Submitted by dahdarknite t3_10r5gku in MachineLearning

Stable diffusion seems to be a departure from the trend of building larger and larger models.

It has 10x less parameters than other image generation models like DALLE-2.

“Incredibly, compared with DALL-E 2 and Imagen, the Stable Diffusion model is a lot smaller. While DALL-E 2 has around 3.5 Billion parameters, and Imagen has 4.6 Billion, the first Stable Diffusion model has just 890 million parameters, which means it uses a lot less VRAM and can actually be run on consumer-grade graphics cards.”
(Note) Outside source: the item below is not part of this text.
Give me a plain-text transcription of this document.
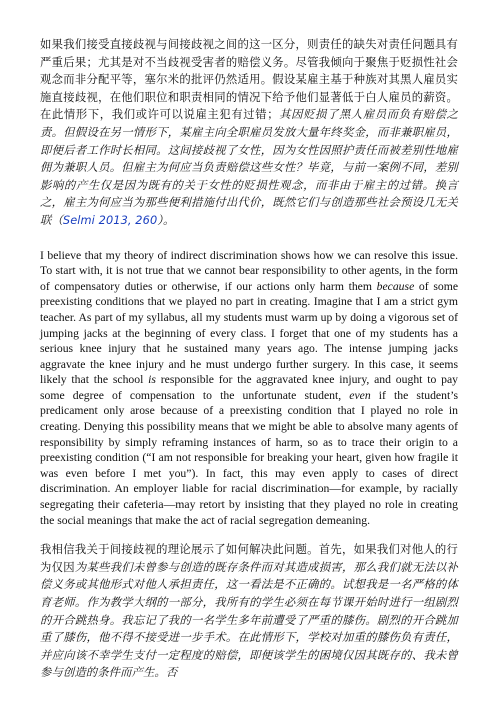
如果我们接受直接歧视与间接歧视之间的这一区分，则责任的缺失对责任问题具有严重后果；尤其是对不当歧视受害者的赔偿义务。尽管我倾向于聚焦于贬损性社会观念而非分配平等，塞尔米的批评仍然适用。假设某雇主基于种族对其黑人雇员实施直接歧视，在他们职位和职责相同的情况下给予他们显著低于白人雇员的薪资。在此情形下，我们或许可以说雇主犯有过错；其因贬损了黑人雇员而负有赔偿之责。但假设在另一情形下，某雇主向全职雇员发放大量年终奖金，而非兼职雇员，即便后者工作时长相同。这间接歧视了女性，因为女性因照护责任而被差别性地雇佣为兼职人员。但雇主为何应当负责赔偿这些女性？毕竟，与前一案例不同，差别影响的产生仅是因为既有的关于女性的贬损性观念，而非由于雇主的过错。换言之，雇主为何应当为那些便利措施付出代价，既然它们与创造那些社会预设几无关联（Selmi 2013, 260）。

I believe that my theory of indirect discrimination shows how we can resolve this issue. To start with, it is not true that we cannot bear responsibility to other agents, in the form of compensatory duties or otherwise, if our actions only harm them because of some preexisting conditions that we played no part in creating. Imagine that I am a strict gym teacher. As part of my syllabus, all my students must warm up by doing a vigorous set of jumping jacks at the beginning of every class. I forget that one of my students has a serious knee injury that he sustained many years ago. The intense jumping jacks aggravate the knee injury and he must undergo further surgery. In this case, it seems likely that the school is responsible for the aggravated knee injury, and ought to pay some degree of compensation to the unfortunate student, even if the student’s predicament only arose because of a preexisting condition that I played no role in creating. Denying this possibility means that we might be able to absolve many agents of responsibility by simply reframing instances of harm, so as to trace their origin to a preexisting condition (“I am not responsible for breaking your heart, given how fragile it was even before I met you”). In fact, this may even apply to cases of direct discrimination. An employer liable for racial discrimination—for example, by racially segregating their cafeteria—may retort by insisting that they played no role in creating the social meanings that make the act of racial segregation demeaning.

我相信我关于间接歧视的理论展示了如何解决此问题。首先，如果我们对他人的行为仅因为某些我们未曾参与创造的既存条件而对其造成损害，那么我们就无法以补偿义务或其他形式对他人承担责任，这一看法是不正确的。试想我是一名严格的体育老师。作为教学大纲的一部分，我所有的学生必须在每节课开始时进行一组剧烈的开合跳热身。我忘记了我的一名学生多年前遭受了严重的膝伤。剧烈的开合跳加重了膝伤，他不得不接受进一步手术。在此情形下，学校对加重的膝伤负有责任，并应向该不幸学生支付一定程度的赔偿，即便该学生的困境仅因其既存的、我未曾参与创造的条件而产生。否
What allows stable diffusion to work so well with a lot less parameters? Are there any drawbacks to this, like requiring stable diffusion to be fine tuned more than DALLE-2 for example?

25

Comments

You must log in or register to comment.

LetterRip t1_j6v57y5 wrote

Mostly the language model - Imagen is using T5-XXL (the 4.6 billion parameters), Dall-E 2 uses GPT-3 (presumably 2.7B not the much larger variants used for ChatGPT). SD is just using CLIP without anything else. The more sophisticated the language model, the better the image generation can understand what you want. CLIP is close to using bag of words.

18

Ne_Nel t1_j6va0z6 wrote

Pixel vs Latent.

17

Mefaso t1_j6vdzji wrote

Exactly, the entire point of Latent Diffusion Models was to make them smaller and faster

8

uhules t1_j6wrx63 wrote

Except DALL-E 2 also applies diffusion in latent space and Imagen performs diffusion in low-res pixel space. My initial hunch was the upscaling diffusion models, but they account for a relatively small portion of the total number of parameters and are more relevant speed-wise. The lackluster explanation is simply "SD does latent better", since you'd need to do an extensive ablation study to compare rather different architectures.

4

Mefaso t1_j6z6zgt wrote

>DALL-E 2 also applies diffusion in latent space

Not really in the important part. Dalle2 uses diffusion in clip-"latent"-space and then conditions the pixel-diffusion model on the result.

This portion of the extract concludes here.